The crux of the case turned on how many criminal "occasions" occurred one night in 1997 when William Dale Wooden and three others entered a single-building storage facility in Georgia, smashed through the drywall separating different storage areas within and stole from a total of 10 units.

The number of criminal "occasions" is critical because the Armed Career Criminal Act (ACCA) slaps a mandatory 15-year minimum sentence on illegal gun possession for offenders with a record of three or more violent felony convictions committed "on occasions different from one another."

Years later, when Wooden was charged with an unrelated gun possession offense, the lower courts determined Wooden's 1997 burglary counted as 10 separate criminal occasions, with each storage unit Wooden entered being treated separately under the ACCA's "occasions clause."

Wooden was handed a nearly 16-year sentence for unlawful gun possession, largely as a result of the ACCA's 15-year mandatory minimum sentence enhancement.

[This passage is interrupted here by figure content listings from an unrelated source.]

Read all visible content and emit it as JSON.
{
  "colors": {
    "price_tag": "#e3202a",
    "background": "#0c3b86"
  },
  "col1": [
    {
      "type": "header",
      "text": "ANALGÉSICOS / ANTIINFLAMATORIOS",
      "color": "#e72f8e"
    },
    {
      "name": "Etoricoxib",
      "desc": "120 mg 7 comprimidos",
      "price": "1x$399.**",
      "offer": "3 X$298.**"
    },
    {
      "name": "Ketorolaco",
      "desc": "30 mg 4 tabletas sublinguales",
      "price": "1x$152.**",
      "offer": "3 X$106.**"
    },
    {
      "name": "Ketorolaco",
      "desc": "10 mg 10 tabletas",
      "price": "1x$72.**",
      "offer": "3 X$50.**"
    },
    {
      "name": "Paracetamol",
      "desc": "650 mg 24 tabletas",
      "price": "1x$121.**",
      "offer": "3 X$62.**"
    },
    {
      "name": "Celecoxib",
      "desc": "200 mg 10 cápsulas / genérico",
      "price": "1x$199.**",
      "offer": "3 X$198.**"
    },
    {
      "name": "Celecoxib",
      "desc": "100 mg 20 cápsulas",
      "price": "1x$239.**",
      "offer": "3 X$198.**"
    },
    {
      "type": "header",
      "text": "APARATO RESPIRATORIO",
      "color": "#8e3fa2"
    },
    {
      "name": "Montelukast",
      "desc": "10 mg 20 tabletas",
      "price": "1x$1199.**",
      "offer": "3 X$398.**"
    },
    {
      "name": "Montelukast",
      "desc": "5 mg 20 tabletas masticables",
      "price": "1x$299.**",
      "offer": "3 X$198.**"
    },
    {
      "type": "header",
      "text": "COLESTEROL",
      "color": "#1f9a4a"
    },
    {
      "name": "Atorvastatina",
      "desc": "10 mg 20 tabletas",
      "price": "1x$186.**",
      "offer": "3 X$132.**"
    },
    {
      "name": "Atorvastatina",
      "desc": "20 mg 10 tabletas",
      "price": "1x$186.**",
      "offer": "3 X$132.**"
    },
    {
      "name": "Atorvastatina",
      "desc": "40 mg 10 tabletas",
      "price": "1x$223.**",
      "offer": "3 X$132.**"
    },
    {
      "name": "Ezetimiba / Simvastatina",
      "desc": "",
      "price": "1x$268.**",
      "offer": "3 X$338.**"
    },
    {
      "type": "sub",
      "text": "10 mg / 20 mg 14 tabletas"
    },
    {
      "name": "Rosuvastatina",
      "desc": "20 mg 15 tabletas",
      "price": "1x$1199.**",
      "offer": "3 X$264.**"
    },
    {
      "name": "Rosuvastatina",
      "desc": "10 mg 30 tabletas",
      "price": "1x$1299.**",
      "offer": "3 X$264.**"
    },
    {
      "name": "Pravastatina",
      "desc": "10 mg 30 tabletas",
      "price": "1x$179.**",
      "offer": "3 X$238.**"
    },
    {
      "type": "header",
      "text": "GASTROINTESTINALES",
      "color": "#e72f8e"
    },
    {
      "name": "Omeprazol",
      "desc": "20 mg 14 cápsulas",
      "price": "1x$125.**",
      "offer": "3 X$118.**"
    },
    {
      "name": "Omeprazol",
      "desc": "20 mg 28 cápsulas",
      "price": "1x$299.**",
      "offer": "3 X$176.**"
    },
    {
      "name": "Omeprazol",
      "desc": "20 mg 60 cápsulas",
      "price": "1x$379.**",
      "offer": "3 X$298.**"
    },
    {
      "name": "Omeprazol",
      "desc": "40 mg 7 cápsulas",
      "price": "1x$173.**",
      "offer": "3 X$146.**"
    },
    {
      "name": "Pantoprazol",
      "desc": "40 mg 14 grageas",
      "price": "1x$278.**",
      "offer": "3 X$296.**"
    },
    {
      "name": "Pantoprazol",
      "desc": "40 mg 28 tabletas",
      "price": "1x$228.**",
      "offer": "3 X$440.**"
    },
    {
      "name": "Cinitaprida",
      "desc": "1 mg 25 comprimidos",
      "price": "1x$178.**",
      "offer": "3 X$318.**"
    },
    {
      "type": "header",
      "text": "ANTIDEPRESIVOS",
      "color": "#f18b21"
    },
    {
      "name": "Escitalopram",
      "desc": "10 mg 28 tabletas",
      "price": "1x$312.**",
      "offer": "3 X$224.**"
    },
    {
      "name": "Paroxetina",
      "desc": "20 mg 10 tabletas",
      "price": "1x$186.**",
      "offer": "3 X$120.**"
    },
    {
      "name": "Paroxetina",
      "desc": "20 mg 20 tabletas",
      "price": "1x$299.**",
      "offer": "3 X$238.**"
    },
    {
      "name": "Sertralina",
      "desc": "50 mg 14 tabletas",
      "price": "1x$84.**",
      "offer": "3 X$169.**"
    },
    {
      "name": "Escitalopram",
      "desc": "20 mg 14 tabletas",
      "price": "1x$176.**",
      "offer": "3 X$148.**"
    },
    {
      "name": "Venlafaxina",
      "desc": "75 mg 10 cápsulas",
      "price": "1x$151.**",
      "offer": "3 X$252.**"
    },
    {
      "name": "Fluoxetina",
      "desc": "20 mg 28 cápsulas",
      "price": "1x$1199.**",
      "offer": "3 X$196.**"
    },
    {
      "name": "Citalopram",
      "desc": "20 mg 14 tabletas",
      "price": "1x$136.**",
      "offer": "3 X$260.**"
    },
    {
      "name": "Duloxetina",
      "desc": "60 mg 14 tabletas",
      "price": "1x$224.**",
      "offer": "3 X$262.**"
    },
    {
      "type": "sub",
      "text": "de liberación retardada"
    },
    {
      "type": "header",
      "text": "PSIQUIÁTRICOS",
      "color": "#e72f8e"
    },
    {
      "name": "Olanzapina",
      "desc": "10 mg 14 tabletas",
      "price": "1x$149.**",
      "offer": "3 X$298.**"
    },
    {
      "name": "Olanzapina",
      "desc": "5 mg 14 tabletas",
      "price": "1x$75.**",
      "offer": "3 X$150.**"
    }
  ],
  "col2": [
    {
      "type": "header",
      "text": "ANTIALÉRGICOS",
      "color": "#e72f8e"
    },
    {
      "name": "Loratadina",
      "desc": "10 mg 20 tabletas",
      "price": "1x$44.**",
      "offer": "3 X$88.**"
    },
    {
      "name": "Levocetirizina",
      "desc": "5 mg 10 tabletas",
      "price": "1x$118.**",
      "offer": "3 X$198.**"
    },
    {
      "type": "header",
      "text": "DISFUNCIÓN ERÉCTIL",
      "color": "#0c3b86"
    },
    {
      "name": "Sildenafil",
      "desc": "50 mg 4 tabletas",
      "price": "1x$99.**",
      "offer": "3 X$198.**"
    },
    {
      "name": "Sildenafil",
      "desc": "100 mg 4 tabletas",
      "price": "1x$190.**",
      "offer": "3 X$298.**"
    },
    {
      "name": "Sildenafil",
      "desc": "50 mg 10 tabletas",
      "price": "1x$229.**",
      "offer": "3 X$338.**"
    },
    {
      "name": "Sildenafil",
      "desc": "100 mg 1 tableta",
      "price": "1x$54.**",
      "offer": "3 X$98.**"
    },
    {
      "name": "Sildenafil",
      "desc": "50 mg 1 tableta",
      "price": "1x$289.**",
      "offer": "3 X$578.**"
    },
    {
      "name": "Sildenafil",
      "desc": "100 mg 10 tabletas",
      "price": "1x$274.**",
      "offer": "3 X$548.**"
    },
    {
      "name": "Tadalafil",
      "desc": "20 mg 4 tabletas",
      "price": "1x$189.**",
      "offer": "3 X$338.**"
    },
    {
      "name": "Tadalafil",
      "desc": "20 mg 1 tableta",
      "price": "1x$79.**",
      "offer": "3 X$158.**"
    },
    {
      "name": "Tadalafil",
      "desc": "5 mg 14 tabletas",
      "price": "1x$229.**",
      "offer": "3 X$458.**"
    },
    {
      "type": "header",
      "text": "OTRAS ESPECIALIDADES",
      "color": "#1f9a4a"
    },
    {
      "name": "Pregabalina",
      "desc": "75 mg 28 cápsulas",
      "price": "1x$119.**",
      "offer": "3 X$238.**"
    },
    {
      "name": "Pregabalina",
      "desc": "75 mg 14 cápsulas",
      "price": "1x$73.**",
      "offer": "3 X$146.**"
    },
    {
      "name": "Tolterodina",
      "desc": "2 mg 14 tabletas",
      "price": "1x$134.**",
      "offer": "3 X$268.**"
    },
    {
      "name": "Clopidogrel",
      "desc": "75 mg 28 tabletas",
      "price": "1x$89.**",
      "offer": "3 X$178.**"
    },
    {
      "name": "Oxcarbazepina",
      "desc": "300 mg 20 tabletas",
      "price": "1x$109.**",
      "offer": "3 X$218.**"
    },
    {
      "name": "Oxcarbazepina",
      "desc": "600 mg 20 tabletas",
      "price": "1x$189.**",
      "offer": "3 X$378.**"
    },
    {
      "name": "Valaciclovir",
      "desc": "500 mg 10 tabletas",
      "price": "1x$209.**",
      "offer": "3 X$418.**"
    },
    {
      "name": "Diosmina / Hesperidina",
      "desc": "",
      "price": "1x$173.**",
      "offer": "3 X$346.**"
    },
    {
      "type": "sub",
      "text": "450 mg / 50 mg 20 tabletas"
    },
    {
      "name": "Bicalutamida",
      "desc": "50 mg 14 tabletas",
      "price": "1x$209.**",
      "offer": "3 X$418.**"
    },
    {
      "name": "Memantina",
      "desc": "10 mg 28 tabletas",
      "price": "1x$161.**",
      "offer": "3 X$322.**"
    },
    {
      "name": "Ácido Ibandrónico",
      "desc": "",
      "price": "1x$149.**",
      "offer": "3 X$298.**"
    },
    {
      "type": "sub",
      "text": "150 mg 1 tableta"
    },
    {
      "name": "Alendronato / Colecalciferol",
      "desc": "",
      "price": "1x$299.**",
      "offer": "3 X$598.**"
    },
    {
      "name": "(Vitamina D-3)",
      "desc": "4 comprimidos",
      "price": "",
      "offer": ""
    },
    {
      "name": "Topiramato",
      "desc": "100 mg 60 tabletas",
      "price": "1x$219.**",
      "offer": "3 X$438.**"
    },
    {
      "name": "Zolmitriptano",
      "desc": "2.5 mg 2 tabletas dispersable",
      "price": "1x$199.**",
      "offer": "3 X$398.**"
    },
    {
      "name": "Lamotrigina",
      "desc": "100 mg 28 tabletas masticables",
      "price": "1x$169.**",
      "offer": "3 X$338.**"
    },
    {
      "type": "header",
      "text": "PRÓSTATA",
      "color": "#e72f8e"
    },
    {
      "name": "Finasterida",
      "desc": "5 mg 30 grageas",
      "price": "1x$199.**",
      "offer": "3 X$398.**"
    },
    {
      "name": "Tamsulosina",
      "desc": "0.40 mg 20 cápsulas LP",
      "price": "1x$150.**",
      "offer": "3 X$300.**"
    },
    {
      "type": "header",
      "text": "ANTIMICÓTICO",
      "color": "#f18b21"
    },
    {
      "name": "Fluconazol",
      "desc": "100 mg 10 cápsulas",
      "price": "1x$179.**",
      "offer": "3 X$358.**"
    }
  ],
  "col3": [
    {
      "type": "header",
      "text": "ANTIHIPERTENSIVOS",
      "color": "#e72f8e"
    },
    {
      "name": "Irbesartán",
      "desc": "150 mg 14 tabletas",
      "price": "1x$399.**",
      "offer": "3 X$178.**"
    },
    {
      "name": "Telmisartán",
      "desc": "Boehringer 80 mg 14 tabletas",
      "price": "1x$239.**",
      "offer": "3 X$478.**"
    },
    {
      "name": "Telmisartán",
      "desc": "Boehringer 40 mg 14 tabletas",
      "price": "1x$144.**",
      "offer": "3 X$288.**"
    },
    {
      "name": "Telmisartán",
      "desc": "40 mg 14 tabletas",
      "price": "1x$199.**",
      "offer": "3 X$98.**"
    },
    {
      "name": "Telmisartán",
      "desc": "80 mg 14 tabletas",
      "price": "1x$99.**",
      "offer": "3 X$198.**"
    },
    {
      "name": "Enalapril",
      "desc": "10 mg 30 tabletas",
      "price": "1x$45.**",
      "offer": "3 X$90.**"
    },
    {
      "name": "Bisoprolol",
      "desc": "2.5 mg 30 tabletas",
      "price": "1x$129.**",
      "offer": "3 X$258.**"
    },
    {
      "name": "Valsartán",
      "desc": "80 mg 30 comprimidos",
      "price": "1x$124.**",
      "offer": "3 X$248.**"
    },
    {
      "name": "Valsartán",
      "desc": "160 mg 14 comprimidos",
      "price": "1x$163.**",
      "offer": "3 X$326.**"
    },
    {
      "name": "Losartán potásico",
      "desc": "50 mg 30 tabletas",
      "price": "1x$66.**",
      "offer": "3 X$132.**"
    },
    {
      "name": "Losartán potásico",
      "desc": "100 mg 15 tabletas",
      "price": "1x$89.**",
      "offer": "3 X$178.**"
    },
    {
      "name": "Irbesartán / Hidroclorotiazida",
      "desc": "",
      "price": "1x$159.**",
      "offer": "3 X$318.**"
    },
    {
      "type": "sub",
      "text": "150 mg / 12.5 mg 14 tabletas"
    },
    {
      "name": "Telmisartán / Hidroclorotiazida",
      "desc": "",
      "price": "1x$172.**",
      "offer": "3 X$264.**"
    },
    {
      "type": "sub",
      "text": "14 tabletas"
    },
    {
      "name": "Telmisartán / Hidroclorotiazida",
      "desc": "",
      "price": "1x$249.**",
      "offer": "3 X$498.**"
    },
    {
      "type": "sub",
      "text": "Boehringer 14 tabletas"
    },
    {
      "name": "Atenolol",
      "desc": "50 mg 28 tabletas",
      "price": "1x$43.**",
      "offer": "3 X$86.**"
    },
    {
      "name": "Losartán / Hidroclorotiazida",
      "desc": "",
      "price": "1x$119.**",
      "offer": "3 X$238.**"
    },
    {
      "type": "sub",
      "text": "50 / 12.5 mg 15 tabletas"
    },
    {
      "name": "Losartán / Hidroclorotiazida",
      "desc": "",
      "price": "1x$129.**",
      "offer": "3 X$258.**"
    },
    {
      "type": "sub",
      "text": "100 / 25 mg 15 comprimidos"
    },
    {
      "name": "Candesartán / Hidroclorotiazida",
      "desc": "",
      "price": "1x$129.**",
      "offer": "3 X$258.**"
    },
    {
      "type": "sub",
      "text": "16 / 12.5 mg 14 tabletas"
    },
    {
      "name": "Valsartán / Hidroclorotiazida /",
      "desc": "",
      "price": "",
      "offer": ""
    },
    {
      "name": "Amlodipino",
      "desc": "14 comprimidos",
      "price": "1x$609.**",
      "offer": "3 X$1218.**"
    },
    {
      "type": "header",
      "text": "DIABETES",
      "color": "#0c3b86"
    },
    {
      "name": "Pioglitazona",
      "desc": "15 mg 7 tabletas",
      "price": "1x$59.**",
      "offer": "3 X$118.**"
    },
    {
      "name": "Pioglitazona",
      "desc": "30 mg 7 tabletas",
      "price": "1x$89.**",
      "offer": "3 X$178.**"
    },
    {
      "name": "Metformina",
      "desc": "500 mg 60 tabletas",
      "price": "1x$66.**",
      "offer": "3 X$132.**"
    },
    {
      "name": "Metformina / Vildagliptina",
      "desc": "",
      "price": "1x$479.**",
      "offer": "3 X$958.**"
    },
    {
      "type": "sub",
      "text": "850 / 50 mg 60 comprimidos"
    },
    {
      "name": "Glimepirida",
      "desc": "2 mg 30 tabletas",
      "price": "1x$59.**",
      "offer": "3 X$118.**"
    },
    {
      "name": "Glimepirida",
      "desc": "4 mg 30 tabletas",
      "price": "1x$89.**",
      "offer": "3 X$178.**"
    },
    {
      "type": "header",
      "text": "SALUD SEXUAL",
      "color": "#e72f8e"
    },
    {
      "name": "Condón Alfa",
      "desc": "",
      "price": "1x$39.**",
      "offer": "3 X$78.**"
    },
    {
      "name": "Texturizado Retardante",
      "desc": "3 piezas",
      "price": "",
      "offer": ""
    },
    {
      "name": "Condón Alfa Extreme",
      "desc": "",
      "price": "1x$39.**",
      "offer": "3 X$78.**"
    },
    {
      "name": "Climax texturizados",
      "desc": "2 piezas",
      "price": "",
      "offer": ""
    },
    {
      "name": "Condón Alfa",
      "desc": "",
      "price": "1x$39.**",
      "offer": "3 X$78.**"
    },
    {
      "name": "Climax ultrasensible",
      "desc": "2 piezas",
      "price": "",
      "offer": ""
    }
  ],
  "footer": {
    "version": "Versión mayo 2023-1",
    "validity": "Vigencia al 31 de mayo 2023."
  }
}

But in Monday's unanimous judgment, the Supreme Court said Wooden's 1997 burglary occurred in "a single criminal occasion," not 10. In effect, the court ruled, the ACCA should not have applied to Wooden's illegal gun possession charge.

"Here, every relevant consideration shows that Wooden burglarized ten storage units on a single occasion, even though his criminal activity resulted in double-digit convictions," Justice Elena Kagan wrote for the majority.

"Wooden committed his burglaries on a single night, in a single uninterrupted course of conduct. The crimes all took place at one location, a one-building storage facility with one address. Each offense was essentially identical, and all were intertwined with the others," Kagan continued. "The burglaries were part and parcel of the same scheme, actuated by the same motive, and accomplished by the same means. Indeed, each burglary in some sense facilitated the next, as Wooden moved from unit to unit to unit, all in a row."

The justices were unanimous in their judgment, but separate concurring opinions were issued by Justices Sonia Sotomayor and Brett Kavanaugh, as well as Amy Coney Barrett, joined by Clarence Thomas, and Neil Gorsuch, joined by Sotomayor.